The Contemporary Look In Campus Classics
August, 1960
There is a "Look" that you will see on campuses across the country this fall that is the mark of the intelligently-dressed undergraduate. The look does not require a lot of loot (though it is a rich look); what it requires is that the basic items of your wardrobe – slacks, sports jackets, suits and outercoats – be chosen with a careful eye to details of cut and fabric. Take outercoats. Call them what you will: stadium coats, car coats, suburban coats, or just plain coats. The contemporary look in these campus classics requires a length from 38 to 40 inches. Horseblanket plaids are galloping into fall – as linings in both coats and jackets, as shells for pullovers, as the other side in reversible jackets and coats. Also, what started as a strictly inside story of outerwear is now coming out strongly in front – as fur-like shawl collars and hood linings in synthetic piles. Some of the pile fabrics are breaking into patterns – district checks, Argyle plaids and glens are just a few.
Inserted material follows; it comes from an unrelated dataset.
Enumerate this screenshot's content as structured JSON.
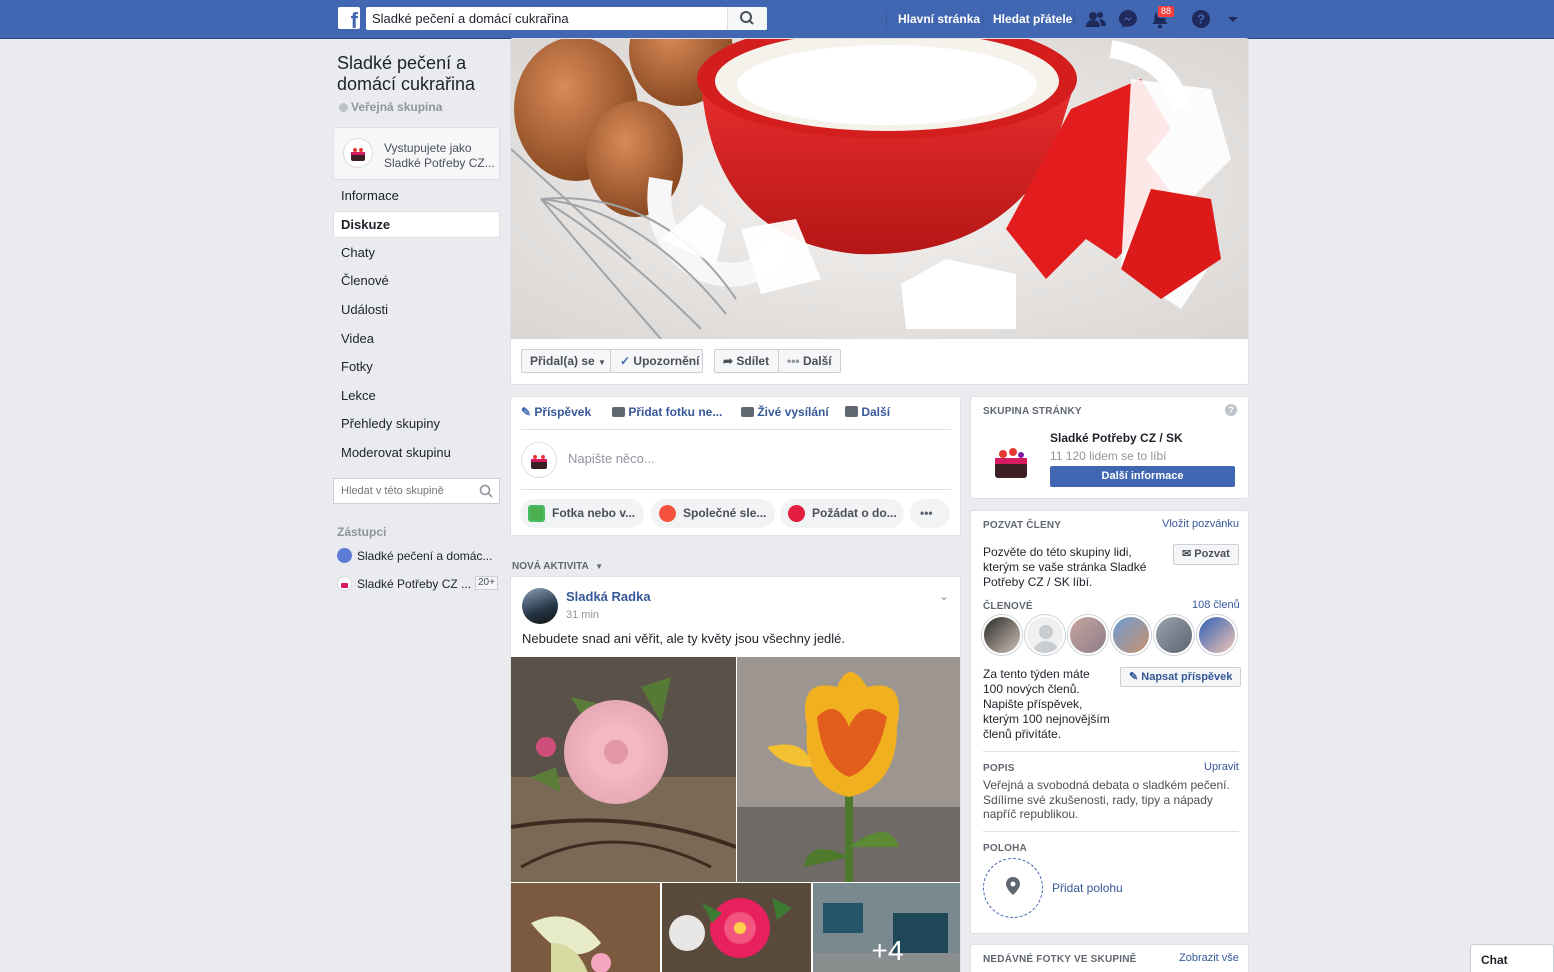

There are two views to the outerwear picture: one, a more dressed-up look featuring classic British military tradition; the other, a more rugged look that shuns gimmicks or frills of any sort. Hoods are a natural for the latter, as are the more rough-hewn fabrics and liners including shearlings, corduroys and wool tweeds. In most of the coats, the shawl collar is the odds-on favorite, either in bulky knit or fur-like piles.
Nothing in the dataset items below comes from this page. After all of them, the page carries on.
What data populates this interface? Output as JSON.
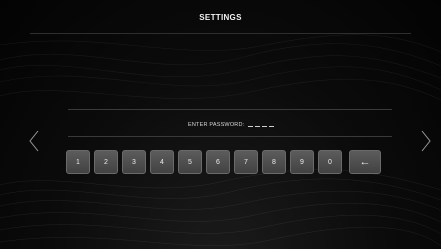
{
  "header": {
    "title": "SETTINGS"
  },
  "password": {
    "label": "ENTER PASSWORD:",
    "slots": 4
  },
  "keypad": {
    "keys": [
      "1",
      "2",
      "3",
      "4",
      "5",
      "6",
      "7",
      "8",
      "9",
      "0"
    ],
    "backspace_icon": "←"
  },
  "nav": {
    "prev_icon": "chevron-left-icon",
    "next_icon": "chevron-right-icon"
  },
  "colors": {
    "background": "#0b0b0b",
    "key_fill": "#4e4e4e",
    "text": "#f2f2f2"
  }
}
Rainwear is more dressed-up than ever, with Continental detailings making their mark: shorter lengths, boldly stitched yokes, flapped pockets, deep side vents. Iridescents and patterns are both first rate. Very new and right is Orlonwool rainwear and hopsack weaves. A great choice for a truly classic look is a reversible gray wool and oyster white cotton raincoat, appropriate for almost any color combination and the perfect solution for avoiding clashes with patterns and colors of the new country suits. The comfortable tweedy look of the sports jacket has been used to develop this country suit, which comes in a wide range of fabrics – Shetlands, whipcords, hopsackings, cheviots and corduroys. Colors are compound and generally muted in tone. Patterns are classic: herringbones, district checks, glens and over-plaids. The vest is either matching or a solid co-ordinated or contrasting color – but it is always there. The British influence has been strong in these suits – you'll spot it in the slight indentation at the waist of the jacket, the longer length of the jacket, as well as the inclusion of a center vent, three buttons and flapped hacking pockets.
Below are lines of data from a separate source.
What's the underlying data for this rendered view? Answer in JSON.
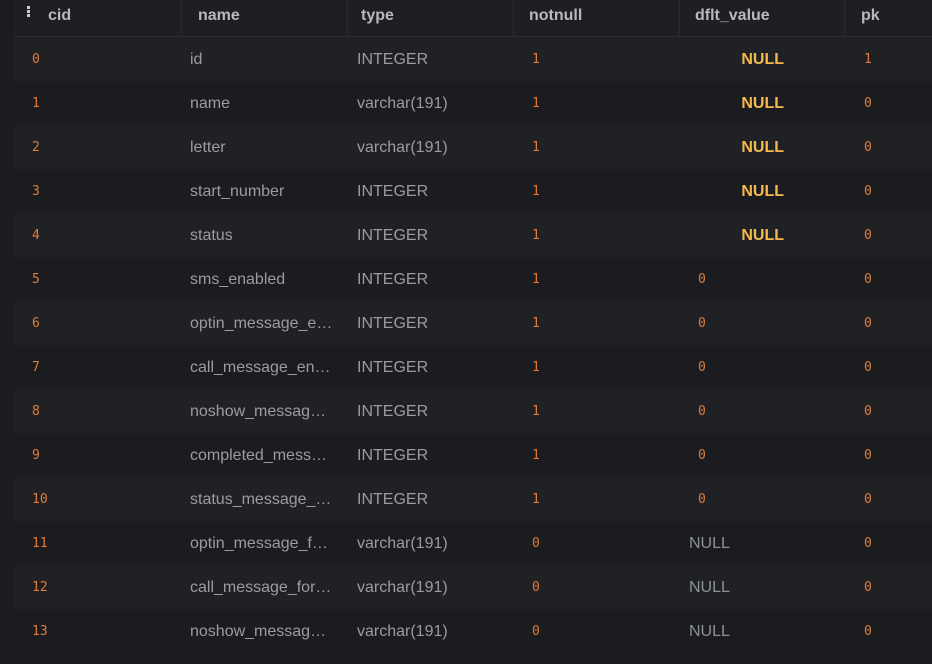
{
  "columns": [
    "cid",
    "name",
    "type",
    "notnull",
    "dflt_value",
    "pk"
  ],
  "rows": [
    {
      "cid": "0",
      "name": "id",
      "type": "INTEGER",
      "notnull": "1",
      "dflt_value": "NULL",
      "dflt_kind": "keyword",
      "pk": "1"
    },
    {
      "cid": "1",
      "name": "name",
      "type": "varchar(191)",
      "notnull": "1",
      "dflt_value": "NULL",
      "dflt_kind": "keyword",
      "pk": "0"
    },
    {
      "cid": "2",
      "name": "letter",
      "type": "varchar(191)",
      "notnull": "1",
      "dflt_value": "NULL",
      "dflt_kind": "keyword",
      "pk": "0"
    },
    {
      "cid": "3",
      "name": "start_number",
      "type": "INTEGER",
      "notnull": "1",
      "dflt_value": "NULL",
      "dflt_kind": "keyword",
      "pk": "0"
    },
    {
      "cid": "4",
      "name": "status",
      "type": "INTEGER",
      "notnull": "1",
      "dflt_value": "NULL",
      "dflt_kind": "keyword",
      "pk": "0"
    },
    {
      "cid": "5",
      "name": "sms_enabled",
      "type": "INTEGER",
      "notnull": "1",
      "dflt_value": "0",
      "dflt_kind": "number",
      "pk": "0"
    },
    {
      "cid": "6",
      "name": "optin_message_e…",
      "type": "INTEGER",
      "notnull": "1",
      "dflt_value": "0",
      "dflt_kind": "number",
      "pk": "0"
    },
    {
      "cid": "7",
      "name": "call_message_en…",
      "type": "INTEGER",
      "notnull": "1",
      "dflt_value": "0",
      "dflt_kind": "number",
      "pk": "0"
    },
    {
      "cid": "8",
      "name": "noshow_messag…",
      "type": "INTEGER",
      "notnull": "1",
      "dflt_value": "0",
      "dflt_kind": "number",
      "pk": "0"
    },
    {
      "cid": "9",
      "name": "completed_mess…",
      "type": "INTEGER",
      "notnull": "1",
      "dflt_value": "0",
      "dflt_kind": "number",
      "pk": "0"
    },
    {
      "cid": "10",
      "name": "status_message_…",
      "type": "INTEGER",
      "notnull": "1",
      "dflt_value": "0",
      "dflt_kind": "number",
      "pk": "0"
    },
    {
      "cid": "11",
      "name": "optin_message_f…",
      "type": "varchar(191)",
      "notnull": "0",
      "dflt_value": "NULL",
      "dflt_kind": "text",
      "pk": "0"
    },
    {
      "cid": "12",
      "name": "call_message_for…",
      "type": "varchar(191)",
      "notnull": "0",
      "dflt_value": "NULL",
      "dflt_kind": "text",
      "pk": "0"
    },
    {
      "cid": "13",
      "name": "noshow_messag…",
      "type": "varchar(191)",
      "notnull": "0",
      "dflt_value": "NULL",
      "dflt_kind": "text",
      "pk": "0"
    }
  ],
  "icons": {
    "column_menu": "menu-dots-icon"
  },
  "colors": {
    "background": "#1b1c1f",
    "row_alt": "#202125",
    "number": "#e07b39",
    "null_keyword": "#f5b84f",
    "text": "#9a9ca2"
  }
}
In the sportswear department, the look is away from the very casual toward a more dressed-up, though always comfortable, appearance. Colors dwell on the homespuns – bronze, olive, mustard, gold, taupe, rust and beige – all of them forming the base of (concluded on page 109) Campus Classics (continued from page 69) multicolor weaves. The weight of sports jackets runs from a feather-light 8 ounces in a worsted wool synthetic blend to the standard 10-12-ounce wool Shetlands on up to the very important revival of beefy 15-16-ounce English and Scots tweeds.
In slacks, the conservative way of thinking still holds strongly forth. Continental slacks are big but have been simplified to leave off extreme fashion details.
The traditional, plain-front flannel trouser is popular and the new look in patterning is a subtle one – tone-on-tone window-pane plaids are favored, along with small patterns in subtly contrasting colors. Stripes are in the picture but are used in moderation. Traditional blacks, oxford grays, blues and browns are back with us, as well as the country colors – mixtures of earthy taupe with olive and bronze accents. Polished cottons and narrow cord slacks – alas – along with dirty white bucks or tennis sneakers, will be seen, we're sure, as long as Thank God It's Friday clubs continue to flourish, and they show no signs of abating whatever.